Оставшись в пустой квартире, с проблемами один на один, я поступила до жути глупо: достала из одной папки с эскизами давно припрятанные сигареты и выкурила полпачки за два часа. Неудивительно, что сегодня у меня так нещадно болела голова, мешая думать о насущном.
Еву с утра отвезли в школу, не завозя домой, а я еле подняла свою тушку с кровати. Если бы не запись к врачу, так бы и провалялась бездыханным трупиком на кровати весь день.
Но сейчас, выйдя на крыльцо частной медицинской клиники, я набрала в грудь холодного воздуха, стащила шарф-хомут с головы и начала усиленно думать, напрягая все те немногие извилины, оставшиеся у меня.
Ситуация вырисовывалась интересная. Что бы ни болтал вчера Вет, он виделся с Курковым, если, конечно, муж не подрался со стеной. Он любил драться с грушей, но от последней не оставалось таких боевых отметин.
Открыла заднее сиденье машины, закинула туда сумочку, сверху зашвырнула сумку с анализами и отправилась за город.
Меня ждал серьезный разговор. Ромка прав: всегда в первую очередь нужно разговаривать и лишь потом что-то решать. Я же девять лет назад этого не сделала. Да и сегодня я была абсолютно к этому не готова, но все же узнать, что такого Курков наговорил Самойлову, я была обязана. Это же было очевидно, что Вет просто так не стал бы шашкой наголо махать, не тот он человек.
Адрес в Одинцово я помнила наизусть, так же как и дорогу по заполненному пробками шоссе. Мы жили с Антоном в этой квартире пару месяцев, сразу после свадьбы.
Домофон на двери был сломан, и я без проблем зашла в подъезд. Надавила на кнопку с цифрой семь на табло лифта и, лишь позвонив в дверной звонок, подумала о том, что надо было сначала связаться с ним по телефону. С другой стороны, если Антона не окажется дома, я просто поставлю напротив этого жизненного задания галочку с пометкой «сделала все, что смогла».
Но Курков открыл дверь, и по его лицу я сразу поняла, что кулак Самойлова вчера подружился не со стеной, совершенно точно не с ней.
— Я все понимаю, но знаешь, я еще жить хочу.
— Вот как? — удивленно произнесла, все еще глядя на лицо Антона, впитывая в себя каждую изменившуюся черточку. Девять лет прошло, мужчина постарел, и на фоне отекшего глаза и разбитого носа проступили морщинки, которых не было. А еще у него однозначно стало намного меньше волос.

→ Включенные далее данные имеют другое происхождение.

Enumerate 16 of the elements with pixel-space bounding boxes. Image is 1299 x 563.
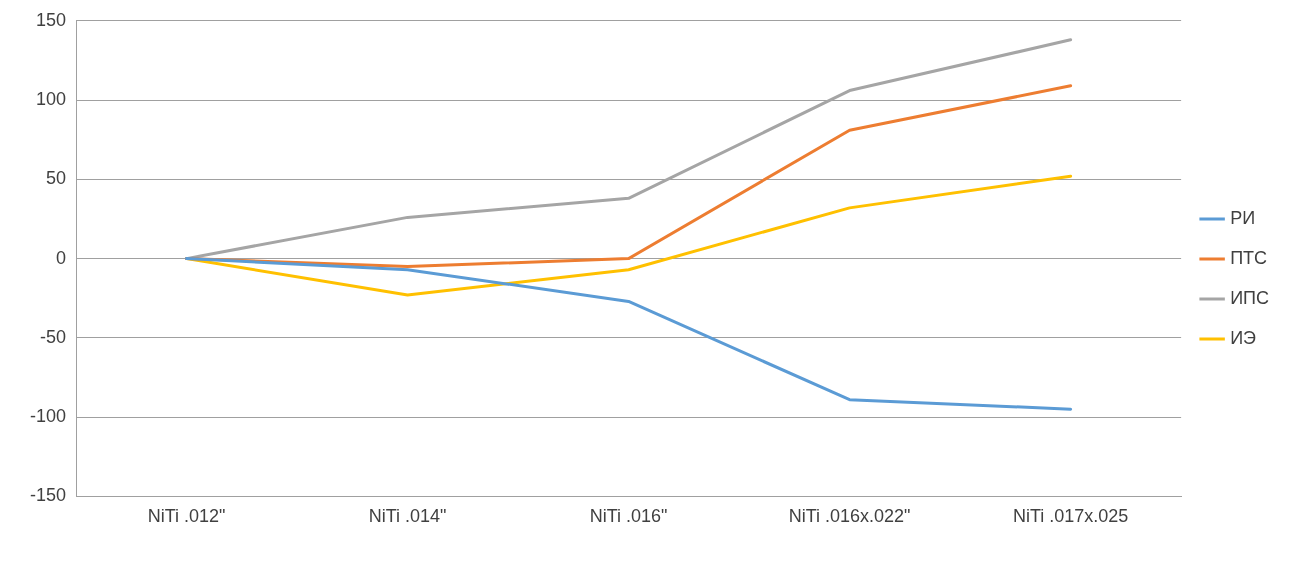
y-tick-label: -100 <box>30 406 67 427</box>
x-tick-label: NiTi .016x.022" <box>788 506 911 527</box>
legend-label: ИЭ <box>1230 327 1257 348</box>
x-tick-label: NiTi .016" <box>589 506 668 527</box>
y-tick-label: 50 <box>46 168 67 189</box>
legend-label: РИ <box>1230 207 1256 228</box>
x-tick-label: NiTi .014" <box>368 506 447 527</box>
y-tick-label: -50 <box>40 326 67 347</box>
y-tick-label: -150 <box>30 485 67 506</box>
legend-label: ИПС <box>1230 287 1269 308</box>
y-tick-label: 150 <box>35 9 67 30</box>
legend-label: ПТС <box>1230 247 1268 268</box>
x-tick-label: NiTi .017x.025 <box>1012 506 1129 527</box>
y-tick-label: 0 <box>56 247 67 268</box>
x-tick-label: NiTi .012" <box>147 506 226 527</box>
y-tick-label: 100 <box>35 89 67 110</box>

— Курков, да тебе бриться пора, если не хочешь с лысиной ходить. Пусти, а?
Мужчина, видимо в шоке от моего беспардонного замечания, отступил назад, пропуская меня на порог.
Я зашла в квартиру, не обращая на бывшего мужа никакого внимания, прошла по коридору, касаясь кончиками пальцев стен.
Не разуваясь, я заглянула на кухню, а потом пошла в единственную комнату.
— А говорят еще, дешевая мебель быстро ломается. — Я присела на стул у компьютерного стола и махнула ладонью в сторону широкой двуспальной кровати. — Сколько ей лет, двенадцать уже?
— Тринадцать, Вика, — шепнул Антон, прислонившись к дверному косяку и сложив руки на груди.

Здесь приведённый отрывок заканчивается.